Mobile could pose biggest threat to travel stores of the future


By Travolution
By Travolution

The move by technology giant Apple to establish a high street presence should provide the inspiration for the bricks and mortar travel stores of the future, but mobile could emerge as their biggest threat.

The fourth annual WTM Vision half-day conference in London debated the future of the high street with David Burling, managing director of Tui UK and Andy Washington, managing director of Expedia taking part in a panel debate.

Burling used the example of Apple, which has a network of stores throughout the UK in prime locations showcasing its products, as an example of how the future of the high street might look.

“The travel agency has evolved and it will keep evolving. If you have bookings that can be transacted across different channels the stores of the future may be different from the stores of today.

“What is clear is that the quality of the service and advice that good travel agents can give is still very important.

“Channels are becoming more blurred. The technology will become more available for consumers to start the booking in one channel and finish it elsewhere.

“The strength of the retailer is really around the product knowledge and customer service but there is also a role for the stores of the future offering more inspiration at the very early stages of the booking.

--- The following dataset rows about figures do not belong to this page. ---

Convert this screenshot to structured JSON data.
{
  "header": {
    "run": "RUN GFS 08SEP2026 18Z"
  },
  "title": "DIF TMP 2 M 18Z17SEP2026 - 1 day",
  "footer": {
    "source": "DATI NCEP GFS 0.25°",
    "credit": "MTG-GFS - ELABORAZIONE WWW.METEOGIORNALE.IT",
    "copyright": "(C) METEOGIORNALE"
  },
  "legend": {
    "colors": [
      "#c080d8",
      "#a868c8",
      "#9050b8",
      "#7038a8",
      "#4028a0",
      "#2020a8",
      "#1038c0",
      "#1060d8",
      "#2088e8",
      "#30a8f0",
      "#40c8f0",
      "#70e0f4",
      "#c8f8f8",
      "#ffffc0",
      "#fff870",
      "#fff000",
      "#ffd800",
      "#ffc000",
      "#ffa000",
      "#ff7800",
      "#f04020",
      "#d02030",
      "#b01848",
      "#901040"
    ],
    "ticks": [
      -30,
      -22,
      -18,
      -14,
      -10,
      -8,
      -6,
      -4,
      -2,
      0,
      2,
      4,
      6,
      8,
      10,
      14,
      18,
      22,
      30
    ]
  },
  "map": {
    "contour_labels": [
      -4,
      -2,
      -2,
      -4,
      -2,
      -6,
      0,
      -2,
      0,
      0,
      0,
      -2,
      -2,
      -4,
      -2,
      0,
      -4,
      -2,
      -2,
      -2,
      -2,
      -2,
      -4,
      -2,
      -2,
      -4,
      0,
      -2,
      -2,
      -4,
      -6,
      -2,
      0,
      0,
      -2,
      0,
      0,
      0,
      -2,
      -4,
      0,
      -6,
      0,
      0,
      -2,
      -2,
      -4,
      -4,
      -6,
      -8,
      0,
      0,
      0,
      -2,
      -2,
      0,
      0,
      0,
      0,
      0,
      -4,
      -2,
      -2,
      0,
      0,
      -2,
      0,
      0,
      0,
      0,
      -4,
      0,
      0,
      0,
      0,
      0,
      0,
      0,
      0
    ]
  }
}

“Who would have believed that Apple of all people would have decided to open a load of retail stores?”

Mike Greenacre, former managing director of Co-operative travel  and a delegate at today’s event agreed.

“I very much agree with Dave about inspiration. The high street has greatly evolved and I think it will continue. The big change that will come is how retail stores embrace this technology.

“Where there is an Apple store it’s the busiest shop in town by a long long way.”

However, Andy Washington, managing director of Expedia UK, said: “The biggest threat to the high street us mobile.

“What’s stopping me going into a high street store getting them to do all the work and then googling it on my mobile to find it cheaper?”

Burling said Tui UK’s strategy is based around its differentiated product offering that stems from its close partnerships with hoteliers that has seen it develop a number of resort concepts.

“We want to be involved in designing a particular hotel experience with our partners. By doing that we get a better consumer experience, better repeat business and better reviews.”

Burling said concepts like its Splashworld water park resorts were showing “huge growth”.

“It’s identifying the customer requirements and working with hotel partners. We can do that because of our scale.”